Note: This post is way overdue. I usually write these post-trip gear and workflow reviews a couple of months after I get home. I’m writing this in January 2026 – about 15 years after the Greece and Turkey trip – but dating this as June 1, 2011 like it was posted just a couple of months after returning.

After packing a compact digital camera and a camcorder to document previous international travel I was ready for a camera that could record both high quality stills and video. The Nikon D100 was announced in February 2002 and I made the decision to make the DSLR move with this camera about 18 months later in November 2003. The D100 was an outstanding camera for making this transition, but was a stills-only camera. Nearly 5 years later, in August 2008, Nikon announced the D90 its first DSLR with video capability, but I wasn’t convinced it was time for a new DSLR yet. In 2009 I made trips to China and London and Paris, traveling with both a Canon HV10 camcorder and a Ricoh GR Digital II compact digital camera instead of a DSLR. Then Nikon announced the DX format D7000 in September 2010, just about a year after I returned from London and Paris. This new DSLR featured an ASP-C format 16.2 megapixel image sensor and full HD 1080p capability. A single camera I could travel with and use for both stills and video. Three months later I bought one to bring along to Greece and Turkey.

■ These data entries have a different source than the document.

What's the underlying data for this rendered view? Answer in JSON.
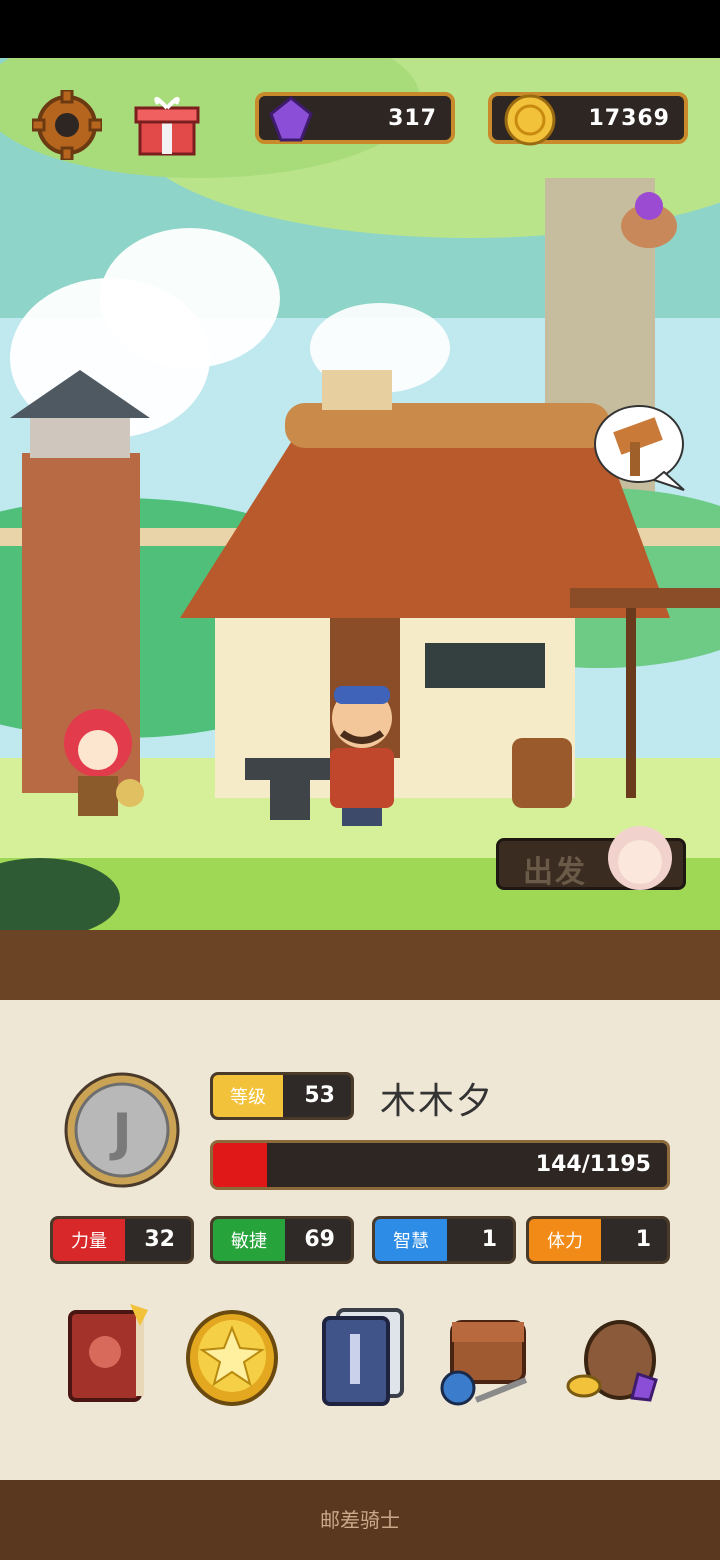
{
  "hud": {
    "gems": "317",
    "gold": "17369"
  },
  "scene": {
    "depart_label": "出发"
  },
  "character": {
    "level_label": "等级",
    "level": "53",
    "name": "木木夕",
    "hp": "144/1195",
    "hp_fraction": 0.12
  },
  "stats": [
    {
      "label": "力量",
      "value": "32",
      "color": "#d8282a"
    },
    {
      "label": "敏捷",
      "value": "69",
      "color": "#27a33c"
    },
    {
      "label": "智慧",
      "value": "1",
      "color": "#2c8ce6"
    },
    {
      "label": "体力",
      "value": "1",
      "color": "#f28a17"
    }
  ],
  "menu_icons": [
    "journal-book-icon",
    "star-coin-icon",
    "card-deck-icon",
    "inventory-bag-icon",
    "treasure-sack-icon"
  ],
  "footer": {
    "title": "邮差骑士"
  },
  "colors": {
    "gold": "#c98a2b",
    "panel_bg": "#efe7d6",
    "wood": "#5a3820"
  }
}
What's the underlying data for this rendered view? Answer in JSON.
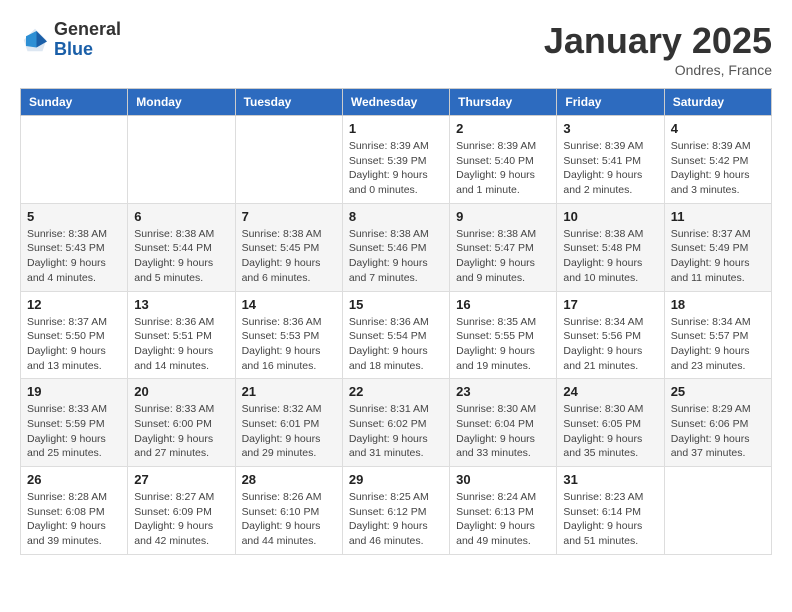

I already had an assortment of NIKKOR glass to go along with the D100, so for this trip I packed the 12-24mm f/4.0, the 24mm f/2.8, and the 17-55mm f 2.8. Looking back it’s an interesting selection without any telephoto reach, likely stemming from my experience using the Ricoh and its 28mm fixed-lens on prior trips. I also packed the GR Digital II, Blackberry 9300 for work, and iPhone 3GS. The gear was packed into a generic backpack with a camera insert to protect the D7000 and lenses. Greece and Turkey was a cruise, so I could unpack once, keep the gear in the room safe, and only bring what was needed on the daily excursions.

The Nikon D7000 holds two SDHC memory cards. For this trip I brought along two 16 GB Lexar Professional SDHC Class 10 cards. At roughly 20 MB per raw photo (NEF format), each 16 GB card could hold about 400-500 images. I used the card in Slot 1 to store the raw files with the card in Slot 2 set to store backup JPEGs and the movie files. Between the D7000, GR Digital II, Blackberry, and iPhone once I got home, selected and processed the keepers, I ended up with 536 photos. That’s a shooting ratio of about 60 images per day – a little more than my previous trips. For video I totaled 126 files with a running time of around 18 minutes for a total of 4.11 GB.

The Greece-Turkey trip preceded the introduction of this blog by a couple of years. So there were no daily blog updates, but I did use the iPhone 3GS camera and the Facebook app for a couple of posts each day.

Lightroom with Greece and Turkey Photos
Fairfax, United States
Nikon Z6II • NIKKOR Z 24-120mm f/4 S at 24 mm • ISO 3200 • 1/160 sec at f/8.0

Back at home, I used my established workflows for photo and video. Photos were imported using Adobe Photoshop Lightroom to folders named by date and location or event, duplicates and rejects were deleted, files were renamed by location or event with sequential numbers, keyworded, geoencoded, captioned, and post-processed. As a precursor to this blog I uploaded trip photos to a SmugMug gallery in early June, 2011. Work on this blog wouldn’t start for another 18 months.

Final Cut Pro with Greece and Turkey 2011 Timeline
Fairfax, United States
Nikon Z6II • NIKKOR Z 24-120mm f/4 S at 24 mm • ISO 3200 • 1/50 sec at f/8.0

All video was digitized to events named by date and location or event in Final Cut Pro X. The edit process took 29.5 hours starting September 26, 2012 and finishing April 13, 2013. I made sure to finish before departing on the next trip at the end of April. (In my early days of travel the goal was to complete photo processing and video editing before departing to the next travel destination. That worked while the trips were space out every couple of years, but once we increased the pace to yearly trips I couldn’t keep up!)

The Nikon D7000 performed incredibly well on this trip, surpassing my expectations with outstanding picture and video quality. Even so this was my only international trip with the D7000. In September 2012, Nikon would release the full-frame D600 DSLR. I bought my mine a month later to bring to the Galápagos Islands.